Un grabado podía y puede tener más "encanto" que un cuadro.
Bien es cierto, sin embargo, que la reproducción de una obra por medios mecánicos -lo que implica, por otra parte una cierta falta de consideración de éstos en favor del trabajo de la mano, cuando la gran estatuaria de bronce, y la mayoría de las estatuillas de terracota eran y son obras que resultan del uso de moldes- evita el desplazamiento a un santuario, un camposanto o un museo para contemplar una obra, un itinerario casi espiritual, una procesión que concluye con un descubrimiento y, quizá, una revelación.
Pero ésta también, ocasionalmente, se produce cuando se abre un libro bien editado e ilustrado con reproducciones mecánicas. El libro queda quieto en nuestro regazo mientras permanecemos absortos.

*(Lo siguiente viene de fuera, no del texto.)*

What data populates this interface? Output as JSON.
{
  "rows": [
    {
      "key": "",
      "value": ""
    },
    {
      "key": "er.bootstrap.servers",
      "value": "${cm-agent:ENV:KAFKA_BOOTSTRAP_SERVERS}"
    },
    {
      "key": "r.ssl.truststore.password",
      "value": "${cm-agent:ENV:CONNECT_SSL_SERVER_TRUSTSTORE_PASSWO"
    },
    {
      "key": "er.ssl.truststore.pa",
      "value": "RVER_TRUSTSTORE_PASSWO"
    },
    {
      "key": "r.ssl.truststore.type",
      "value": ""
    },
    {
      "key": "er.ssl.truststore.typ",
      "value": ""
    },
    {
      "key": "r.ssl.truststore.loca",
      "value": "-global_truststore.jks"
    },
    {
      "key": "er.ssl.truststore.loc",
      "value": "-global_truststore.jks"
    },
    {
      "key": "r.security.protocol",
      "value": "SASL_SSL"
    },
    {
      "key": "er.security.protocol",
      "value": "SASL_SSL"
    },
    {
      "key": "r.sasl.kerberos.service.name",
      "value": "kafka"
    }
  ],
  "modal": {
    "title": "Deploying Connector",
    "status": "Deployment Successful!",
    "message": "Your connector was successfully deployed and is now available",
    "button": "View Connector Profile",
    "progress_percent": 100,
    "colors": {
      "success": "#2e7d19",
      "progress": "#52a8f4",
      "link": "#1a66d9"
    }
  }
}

Los años 30, cuando Benjamin redactó su célebre ensayo, vieron la publicación de revistas de arte de alta calidad como Documents, Cahiers d´Art, Minotaure, etc. -solo por citar revistas europeas; el fenómeno también se produjo en Norteamérica y en Sudamérica-. Dichas revistas, dirigidas a teóricos de las artes modernas, galerístas, coleccionistas y artistas modernos, incluían textos e imágenes de obras no solo modernas (Picasso, Matisse, Miró, etc.) sino también de obras de "etnografía" o "primitivas" y obras arqueológicas, no solo del mundo greco-latino, sino también egipcio, mesopotámico, cicládico, etrusco, etc.
Las fotografías, en blanco y negro, se centraban, habitualmente, en una sola obra, que aparecía destacada, aislada, en blanco y negro, fuertemente contrastada, emergiendo de un fondo oscuro, como una aparición, pero dotada de una corporeidad que no siempre se percibe -o existe- en la obra fotografiada.
Esas fotografías cumplieron un papel importante y curioso. Dotaron de "personalidad" o "aura" a obras arqueológicas a menudo poco apreciadas. Los artistas modernos -como Moore, Miró, Giacometti, Enst, Klee, etc.- no quedaron prendados de obras antiguas (que no hubieran podido contemplar, por otras parte, pues, en tanto que obras poco apreciadas., no se solían exponer en los museos sino tan solo almacenarlas en las reservas) sino de sus imágenes fotográficas.
Si, de pronto, las estatuas mesopotámicas empezaron a ser consideradas como obras de arte, en igualdad de condiciones con las estatuas greco-latinas, y renacentistas, fue gracias a la fotografía, que las dotó de una singularidad cuya existencia se negaba en la obra "real". Lejos de banalizar -aunque sí de divulgar- la obra única, las cuidadas reproducciones fotográficas, realizadas por maestros como Horacio Coppola -para la revista Cahiers d´Art- la "singularizaron. La fotografía no hizo desaparecer el aura de la obra original sino que convirtió a estatuas, a menudo poco distinguibles unas de otras, en obras únicas, dotadas de un resplandor que la fotografía, gracias el encuadre, la luz, el punto de vista, la exposición y la impresión, le concedía.
Es cierto que las reproducciones fotográficas ponían al alcance de cualquiera obras cuyo descubrimiento hubiera exigido un esfuerzo físico y una predisposición anímica de los que no siempre se dispone. Pero, también es cierto que estas esculturas eran invisibles, almacenadas en reservas no siempre bien equipadas, y que el encuentro revelador, si se hubiera llegado a producir, posiblemente no hubiera dado lugar al deslumbramiento -por el aura o la aureola de la obra en la fotografía- que la contemplación, súbita e inesperada, al abrir al azar una revista o un libro, de una fotografía produce.
Quizá fuera la fotografía la que concedió el aura a obras hasta entonces invisibles, incapaces de manifestarla, es decir, indiferentes a nuestra mirada.